Les petits clones, effrayés, s'exécutèrent sans broncher. Il tombait toujours le même crachin glacé, les nuances gris sur gris du ciel avaient cédé la place à un gris jaunâtre uniforme.
— Avec le Docteur vous allez vous cacher dans le bâtiment que vous voyez, là-bas.
Elle montra vaguement la masse luisante d’une usine au bout de la route goudronnée. La tête basse, les enfants suivirent le vieil homme qui jetait des regards inquiets à la ronde et consultait fréquemment son omniphone. Petit Sept resta à la traîne, les mains dans les poches.
*
Bientôt le petit groupe pénétra dans un hangar si vaste qu'on n'en voyait pas le fond. Loin au-dessus d'eux, le vent soufflait à travers des dizaines de poutrelles dont les extrémités se perdaient dans le noir.

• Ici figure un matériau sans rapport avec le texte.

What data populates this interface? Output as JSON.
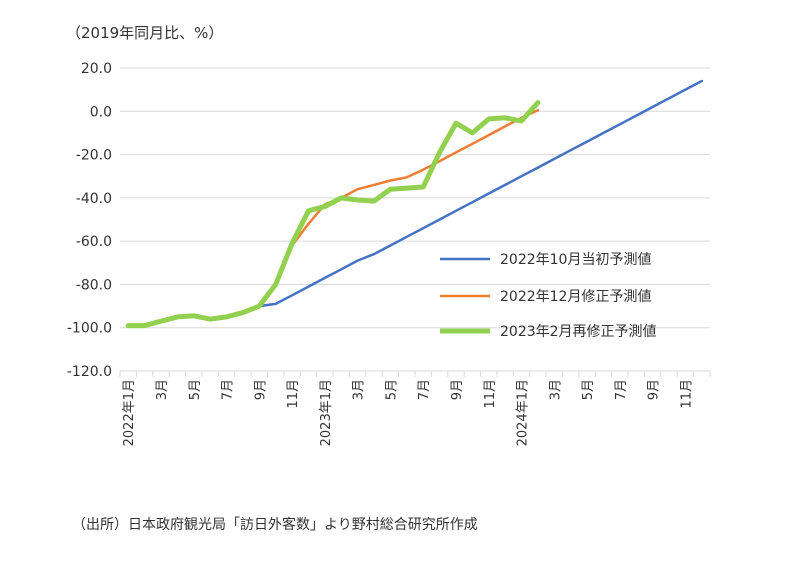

Le Docteur leur demanda alors de s'accroupir derrière une machine pleine de cambouis et d'attendre sagement son retour. Il n'en avait pas pour longtemps, cela faisait partie du jeu.
— Mais avant, PO-7, tu vas me confier l'appareil que tu caches sous ton manteau. Mon omniphone a détecté ses interférences. Ce serait de la triche, ajouta-t-il d'un air faussement jovial.
D'une main tremblante, Petit Sept lui tendit son mini émetteur-récepteur. Sept paires d’yeux le fixaient.
— C'est mieux ainsi, croyez-moi, leur dit en s'éloignant celui qu'ils considéraient comme leur père.
Dans un silence complet, les enfants le regardèrent disparaître dans les ombres de l'usine. Petit Sept hésita à le suivre dans le dédale. C'était peut-être un piège. Il devait prendre une décision, et vite !
Il choisit de retourner au véhicule.
— Suivez-moi, souffla-t-il à ses frères.
Les six enfants se levèrent sans hésiter. Petit Sept était à la fois leur petit et leur grand frère.
Ils revinrent sur leurs pas en trottant jusqu'au bord du canal.
Le van avait disparu.
"L'Infirmière a fait le tour de l'usine pour récupérer le Docteur", comprit un peu tard Petit Sept.
— Ils se sont cachés ! s'exclama Paul en tapant dans ses mains.
Tandis que les autres clones trouvaient ça amusant et retrouvaient de la voix, Petit Sept scruta attentivement la bretelle d'autoroute qu'on apercevait entre deux silos géants couverts de peinture écaillée.
— Retournons dans les bâtiments, leur dit-il après quelques minutes.
Il venait de voir le van jaune du docteur filer à toute allure vers... mais vers où ? Petit Sept avait trop compté sur sa radio. Ils étaient maintenant perdus dans un désert de béton et de ferraille, à l'autre bout de l'univers.